Même s'ils n'ont pas rééchantillonné les textures et le contenu 3D, la version Xbox est quand même soignée tant on n'a pas forcément l'impression d'avoir affaire à un portage bâclé. Effets spéciaux chiadés, parfaite intégration XboxLive, temps de chargement minimaux. C'est là toute la finesse et l'agréable surprise de Project Snowblind : sa présentation est absolument sans faille. Le jeu est générique, le scénario inexistant, les ennemis lobotomisés, la 3D loin d'être transcendante, mais le tout bénéficie d'un emballage somptueux. Les pouvoirs bioniques sont bourrés d'effets étonnants, les niveaux sont bourrés de petits détails (on peut piquer les voitures dans un parking, les messages de propagande balancés par les enceintes dans les rues), l'interface a vraiment un look de réalité augmentée... C'est le plus gros point fort du jeu. On joue parce qu'on a vraiment l'impression d'être un soldat dopé aux nanomachines avec des indicateurs à l'écran qui indiquent le prochain objectif alors que le QG nous conseille par une radio collée dans le crâne. Est-ce que ça en fait de la télépathie ? J'en sais rien.
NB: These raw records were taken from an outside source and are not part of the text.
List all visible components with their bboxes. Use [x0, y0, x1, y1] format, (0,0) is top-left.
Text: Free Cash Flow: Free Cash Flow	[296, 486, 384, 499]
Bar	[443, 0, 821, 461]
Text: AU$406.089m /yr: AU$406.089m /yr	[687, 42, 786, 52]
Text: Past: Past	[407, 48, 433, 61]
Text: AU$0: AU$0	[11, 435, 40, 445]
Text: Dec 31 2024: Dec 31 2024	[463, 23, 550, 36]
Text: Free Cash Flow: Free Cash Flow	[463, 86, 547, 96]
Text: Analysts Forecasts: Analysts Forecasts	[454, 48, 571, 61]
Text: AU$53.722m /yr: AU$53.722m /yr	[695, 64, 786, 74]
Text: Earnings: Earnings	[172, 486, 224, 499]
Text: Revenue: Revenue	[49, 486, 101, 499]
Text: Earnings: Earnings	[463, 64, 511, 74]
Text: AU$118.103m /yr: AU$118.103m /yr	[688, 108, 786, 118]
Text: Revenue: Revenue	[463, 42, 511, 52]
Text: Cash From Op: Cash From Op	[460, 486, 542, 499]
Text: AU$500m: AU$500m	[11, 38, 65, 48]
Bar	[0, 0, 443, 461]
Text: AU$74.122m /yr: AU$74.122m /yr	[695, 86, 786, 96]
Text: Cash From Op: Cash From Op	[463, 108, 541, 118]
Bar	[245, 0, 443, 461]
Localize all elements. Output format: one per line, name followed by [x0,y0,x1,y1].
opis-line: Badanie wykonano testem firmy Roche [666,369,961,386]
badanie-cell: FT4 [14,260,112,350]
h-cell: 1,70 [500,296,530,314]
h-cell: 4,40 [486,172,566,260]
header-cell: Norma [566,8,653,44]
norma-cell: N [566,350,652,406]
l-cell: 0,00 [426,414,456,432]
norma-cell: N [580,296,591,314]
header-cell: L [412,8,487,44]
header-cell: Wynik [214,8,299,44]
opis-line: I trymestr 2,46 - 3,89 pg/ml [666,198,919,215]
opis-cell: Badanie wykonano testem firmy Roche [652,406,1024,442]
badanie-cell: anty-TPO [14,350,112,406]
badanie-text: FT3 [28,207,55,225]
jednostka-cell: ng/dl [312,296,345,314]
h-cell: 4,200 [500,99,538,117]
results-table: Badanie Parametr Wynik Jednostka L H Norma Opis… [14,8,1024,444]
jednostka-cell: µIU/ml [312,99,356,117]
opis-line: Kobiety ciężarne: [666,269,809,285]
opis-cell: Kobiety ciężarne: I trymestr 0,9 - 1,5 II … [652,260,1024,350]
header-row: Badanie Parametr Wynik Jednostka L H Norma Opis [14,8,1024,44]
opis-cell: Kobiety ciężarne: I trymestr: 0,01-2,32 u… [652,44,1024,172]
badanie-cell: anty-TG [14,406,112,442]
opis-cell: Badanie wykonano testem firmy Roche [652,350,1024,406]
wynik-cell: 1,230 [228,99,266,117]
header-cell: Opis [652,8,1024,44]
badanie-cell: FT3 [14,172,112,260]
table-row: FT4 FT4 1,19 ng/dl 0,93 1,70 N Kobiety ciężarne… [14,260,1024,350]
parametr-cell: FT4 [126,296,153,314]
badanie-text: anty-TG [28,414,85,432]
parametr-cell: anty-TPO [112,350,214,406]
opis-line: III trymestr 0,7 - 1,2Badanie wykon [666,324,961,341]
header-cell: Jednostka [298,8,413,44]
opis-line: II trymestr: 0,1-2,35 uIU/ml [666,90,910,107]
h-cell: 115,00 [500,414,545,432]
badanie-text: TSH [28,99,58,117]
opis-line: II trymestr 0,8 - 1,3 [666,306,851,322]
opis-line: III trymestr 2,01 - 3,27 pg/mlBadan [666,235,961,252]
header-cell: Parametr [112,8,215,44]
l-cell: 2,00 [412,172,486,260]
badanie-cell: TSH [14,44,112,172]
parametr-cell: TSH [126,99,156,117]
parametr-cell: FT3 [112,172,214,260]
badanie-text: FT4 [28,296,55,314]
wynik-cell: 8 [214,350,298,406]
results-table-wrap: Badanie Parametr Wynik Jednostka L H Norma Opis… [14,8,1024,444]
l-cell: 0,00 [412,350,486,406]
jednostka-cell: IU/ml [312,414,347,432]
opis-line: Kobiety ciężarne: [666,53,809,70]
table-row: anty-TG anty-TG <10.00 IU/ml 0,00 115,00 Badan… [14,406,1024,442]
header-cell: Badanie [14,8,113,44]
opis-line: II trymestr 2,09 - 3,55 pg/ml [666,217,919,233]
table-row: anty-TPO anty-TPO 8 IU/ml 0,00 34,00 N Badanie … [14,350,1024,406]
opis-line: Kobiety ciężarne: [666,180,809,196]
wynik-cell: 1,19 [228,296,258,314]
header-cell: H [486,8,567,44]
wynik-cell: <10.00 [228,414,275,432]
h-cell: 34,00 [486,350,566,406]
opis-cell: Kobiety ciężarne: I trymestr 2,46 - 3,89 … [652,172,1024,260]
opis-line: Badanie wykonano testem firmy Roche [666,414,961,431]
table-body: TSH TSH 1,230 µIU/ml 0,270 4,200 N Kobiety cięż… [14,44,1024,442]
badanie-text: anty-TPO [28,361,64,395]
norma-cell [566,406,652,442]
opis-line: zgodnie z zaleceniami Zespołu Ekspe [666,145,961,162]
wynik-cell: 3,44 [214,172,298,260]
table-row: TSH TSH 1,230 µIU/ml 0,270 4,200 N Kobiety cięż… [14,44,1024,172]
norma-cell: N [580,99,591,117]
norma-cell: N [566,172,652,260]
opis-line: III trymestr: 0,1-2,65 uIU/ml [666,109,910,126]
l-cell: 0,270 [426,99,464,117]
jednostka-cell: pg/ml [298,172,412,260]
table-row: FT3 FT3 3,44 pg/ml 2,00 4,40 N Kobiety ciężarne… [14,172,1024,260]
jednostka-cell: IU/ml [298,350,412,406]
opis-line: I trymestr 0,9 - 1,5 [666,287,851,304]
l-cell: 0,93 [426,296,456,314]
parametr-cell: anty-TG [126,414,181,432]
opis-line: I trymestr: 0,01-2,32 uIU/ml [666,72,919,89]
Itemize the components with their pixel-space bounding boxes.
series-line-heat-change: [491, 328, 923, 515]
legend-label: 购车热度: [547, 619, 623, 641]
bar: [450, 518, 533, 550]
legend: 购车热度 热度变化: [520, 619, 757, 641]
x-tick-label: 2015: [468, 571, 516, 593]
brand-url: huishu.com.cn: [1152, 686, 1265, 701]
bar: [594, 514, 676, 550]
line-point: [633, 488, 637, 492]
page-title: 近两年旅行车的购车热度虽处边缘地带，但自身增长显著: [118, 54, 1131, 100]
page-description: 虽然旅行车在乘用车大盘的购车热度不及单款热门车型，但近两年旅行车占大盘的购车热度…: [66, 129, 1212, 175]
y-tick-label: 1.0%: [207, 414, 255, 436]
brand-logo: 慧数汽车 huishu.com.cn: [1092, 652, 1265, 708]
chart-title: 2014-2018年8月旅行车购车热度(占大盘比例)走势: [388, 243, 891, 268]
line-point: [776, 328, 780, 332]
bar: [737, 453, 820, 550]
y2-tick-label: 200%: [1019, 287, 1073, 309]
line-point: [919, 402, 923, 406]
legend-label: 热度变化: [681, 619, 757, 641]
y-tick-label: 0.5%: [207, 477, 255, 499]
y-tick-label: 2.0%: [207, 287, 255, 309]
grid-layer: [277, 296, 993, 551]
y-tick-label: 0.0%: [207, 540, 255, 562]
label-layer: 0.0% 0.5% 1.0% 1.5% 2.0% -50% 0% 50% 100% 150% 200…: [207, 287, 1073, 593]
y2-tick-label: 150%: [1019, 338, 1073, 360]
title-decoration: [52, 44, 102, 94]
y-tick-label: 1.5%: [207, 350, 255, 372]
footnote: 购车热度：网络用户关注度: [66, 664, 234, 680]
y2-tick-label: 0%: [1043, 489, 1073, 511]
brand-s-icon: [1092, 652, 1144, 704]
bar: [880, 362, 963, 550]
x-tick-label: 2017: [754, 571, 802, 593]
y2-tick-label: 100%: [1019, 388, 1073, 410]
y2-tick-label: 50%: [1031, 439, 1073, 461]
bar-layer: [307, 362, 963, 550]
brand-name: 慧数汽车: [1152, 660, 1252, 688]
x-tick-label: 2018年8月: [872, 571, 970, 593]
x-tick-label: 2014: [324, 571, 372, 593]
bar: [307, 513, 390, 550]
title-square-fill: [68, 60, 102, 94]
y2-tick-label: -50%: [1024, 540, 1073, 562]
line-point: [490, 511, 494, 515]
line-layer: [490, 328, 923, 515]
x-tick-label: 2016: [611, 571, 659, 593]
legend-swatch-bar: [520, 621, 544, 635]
Du coup, il y a de quoi réaliser combien la forme importe, et combien il peut parfois y avoir de l'hypocrisie dans les discours du genre "les graphismes ne sont pas importants". Exception faite du retrogaming : là, on s'étonne de la qualité graphique des gros pixels parce que le résultat était étonnant compte tenu de la technologie existante, ou des géniales pirouettes que les développeurs pouvaient trouver pour contourner leurs limitations (autrement dit, on ne les compare pas aux machines actuelles, tout comme on ne compare pas le cinéma noir et blanc aux films contemporains). Si je continuais à jouer à Command and Conquer même après une énième défaite, c'est parce que le jeu était vraiment immersif : l'interface magnifique ("contrôle du combat terminé" !), les cinématiques de Westwood, l'impression d'être dans un bunker en pleine troisième guerre mondiale. Rez n'est pas moche ; son graphisme en fil de fer a séduit ceux qui y ont vu une représentation post-moderne, justement inspirée par Kandinsky (à qui le jeu est dédié dans le générique de fin). Du coup, la question inverse : est-ce qu'une bonne présentation fait un bon jeu ? Ben non, puisque Dead or Alive est à chier.